Location: Arthropod-borne Animal Diseases ResearchTitle: Incorporation of antigens from whole cell lysates and purified virions from MP12 into fluorescence microsphere immunoassays for the detection of antibodies against Rift Valley fever virus.) Author
Submitted to: Virology Journal
Publication Type: Peer Reviewed Journal
Publication Acceptance Date: 3/15/2017
Publication Date: 4/2/2017
Citation: Hossain, M.M., Wilson, W.C., Rowland, R.R. 2017. Incorporation of antigens from whole cell lysates and purified virions from MP12 into fluorescence microsphere immunoassays for the detection of antibodies against Rift Valley fever virus.. Virology Journal. 1/24-31. Interpretive Summary: This study was the developed of multiplex immunoassay for the detection of two classes of antibodies to Rift Valley fever virus (RVFV) using whole cell lysates and purified virus from a vaccine strain MP12 attached to fluorescent microspheres. The experimental results demonstrated that the incorporation of these preparations into this fluorescence microsphere immunoassay (FMIA) provides an improved sensitivity and specificity of serological assay with internal confirmation (i.e. multiple antigen targets) thus providing advantages over the traditional ELISA.
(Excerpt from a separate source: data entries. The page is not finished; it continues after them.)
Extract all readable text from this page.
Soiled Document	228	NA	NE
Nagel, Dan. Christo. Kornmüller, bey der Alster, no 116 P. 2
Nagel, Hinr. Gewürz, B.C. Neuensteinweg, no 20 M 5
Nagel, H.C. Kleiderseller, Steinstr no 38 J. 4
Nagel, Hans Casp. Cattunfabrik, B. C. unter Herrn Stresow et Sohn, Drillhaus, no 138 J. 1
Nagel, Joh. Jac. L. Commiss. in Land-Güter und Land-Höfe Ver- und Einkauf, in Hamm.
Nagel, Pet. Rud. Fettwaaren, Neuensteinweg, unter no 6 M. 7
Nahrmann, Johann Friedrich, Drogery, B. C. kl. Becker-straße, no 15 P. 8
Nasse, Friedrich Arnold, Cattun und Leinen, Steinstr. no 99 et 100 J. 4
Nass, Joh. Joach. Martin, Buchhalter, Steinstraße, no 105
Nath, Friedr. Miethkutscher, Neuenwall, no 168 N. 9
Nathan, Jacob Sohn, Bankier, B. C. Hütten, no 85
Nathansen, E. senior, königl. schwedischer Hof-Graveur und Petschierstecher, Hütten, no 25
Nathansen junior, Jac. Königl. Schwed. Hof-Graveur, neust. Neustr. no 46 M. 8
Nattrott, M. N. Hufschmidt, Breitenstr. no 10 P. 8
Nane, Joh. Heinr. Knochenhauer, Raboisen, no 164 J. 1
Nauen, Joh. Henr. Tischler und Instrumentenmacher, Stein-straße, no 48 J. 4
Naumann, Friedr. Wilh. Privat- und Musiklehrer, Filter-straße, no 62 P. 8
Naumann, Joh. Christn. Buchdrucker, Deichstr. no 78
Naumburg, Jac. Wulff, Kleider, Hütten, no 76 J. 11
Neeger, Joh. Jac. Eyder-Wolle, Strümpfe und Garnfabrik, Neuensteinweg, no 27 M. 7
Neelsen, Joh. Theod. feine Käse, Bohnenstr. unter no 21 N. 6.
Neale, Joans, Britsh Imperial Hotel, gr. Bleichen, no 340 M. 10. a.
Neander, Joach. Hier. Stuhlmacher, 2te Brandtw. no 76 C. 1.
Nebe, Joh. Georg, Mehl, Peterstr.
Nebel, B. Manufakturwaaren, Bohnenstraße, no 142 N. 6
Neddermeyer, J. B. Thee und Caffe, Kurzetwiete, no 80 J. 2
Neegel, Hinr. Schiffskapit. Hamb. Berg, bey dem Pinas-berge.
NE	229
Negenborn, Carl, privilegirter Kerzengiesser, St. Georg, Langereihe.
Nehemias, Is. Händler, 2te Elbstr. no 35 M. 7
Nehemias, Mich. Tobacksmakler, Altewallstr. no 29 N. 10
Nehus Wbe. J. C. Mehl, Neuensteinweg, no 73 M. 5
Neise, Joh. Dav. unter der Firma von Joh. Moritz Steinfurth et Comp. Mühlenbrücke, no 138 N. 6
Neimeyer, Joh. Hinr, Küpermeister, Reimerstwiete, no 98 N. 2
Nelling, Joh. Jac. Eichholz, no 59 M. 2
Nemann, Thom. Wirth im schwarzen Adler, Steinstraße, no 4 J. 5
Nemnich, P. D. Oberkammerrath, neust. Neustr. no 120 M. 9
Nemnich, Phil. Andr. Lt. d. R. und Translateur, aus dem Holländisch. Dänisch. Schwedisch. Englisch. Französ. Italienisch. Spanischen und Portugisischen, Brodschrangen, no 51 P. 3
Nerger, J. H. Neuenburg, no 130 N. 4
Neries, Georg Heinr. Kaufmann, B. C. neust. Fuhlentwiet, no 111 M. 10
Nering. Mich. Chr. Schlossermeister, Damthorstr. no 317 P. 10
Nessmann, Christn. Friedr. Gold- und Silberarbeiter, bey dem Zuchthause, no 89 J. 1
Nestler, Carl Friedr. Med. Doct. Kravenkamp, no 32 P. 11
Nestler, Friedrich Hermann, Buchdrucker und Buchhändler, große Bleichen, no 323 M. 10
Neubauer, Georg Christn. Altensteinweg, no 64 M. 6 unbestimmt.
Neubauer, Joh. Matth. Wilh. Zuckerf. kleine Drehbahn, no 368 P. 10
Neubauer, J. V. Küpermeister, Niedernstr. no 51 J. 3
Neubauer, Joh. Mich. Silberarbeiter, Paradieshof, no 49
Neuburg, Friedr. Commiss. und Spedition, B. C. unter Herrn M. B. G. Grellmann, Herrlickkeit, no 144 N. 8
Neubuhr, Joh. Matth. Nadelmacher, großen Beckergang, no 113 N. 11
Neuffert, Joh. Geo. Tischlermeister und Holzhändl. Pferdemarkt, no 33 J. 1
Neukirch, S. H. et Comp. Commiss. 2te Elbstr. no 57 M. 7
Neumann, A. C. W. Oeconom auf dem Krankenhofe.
Technical Abstract: Background: The purpose of this study was the development of multiplex fluorescence microsphere immunoassay (FMIA) for the detection of Rift Valley fever virus (RVFV) IgG and IgM antibodies by incorporation of antigens from whole cell lysates and purified virions from MP12. Methods and Findings: Viral antigens were derived from whole cell material prepared from BHK cells infected with MP-12 (C-MP12). Virions from cell-free culture supernatant were purified on a sucrose cushion (V-MP12). The antigen material was treated with Triton X-100 or NP-40 prior to coating onto Luminex beads. V-MP12 and C-MP12 were assembled into a multiplex and tested in sheep and cattle infected with wild-type RVFV and the vaccine strain MP12. In these studies, V-MP12, C-MP12, and recombinant antigens (Gn, NSs, NSm, N) conjugated beads used in multiplex FMIA and the maximum level of IgG response to sheep in V-MP12 was recorded. IgG reactivity for the antigen targets varied with V-MP12>C-MP12. The positivity-negativity were evaluated by calculating S/P ratio using serum from RVFV-negative sheep (n=100) and negative cattle (n=100). The reaction of monoclonal anti-RVFV N antibody has been tested against N, V-MP12, and CMP12 by FMIA and all the antigens were reactive to antibody N>V-MP12>C-MP12. Conclusions: The experimental results demonstrate that the incorporation of V-MP12 and/or C-MP12 in the FMIA provides an improved sensitivity and specificity of FMIA with internal confirmation (i.e. multiple antigen targets) thus providing advantages over the traditional ELISA.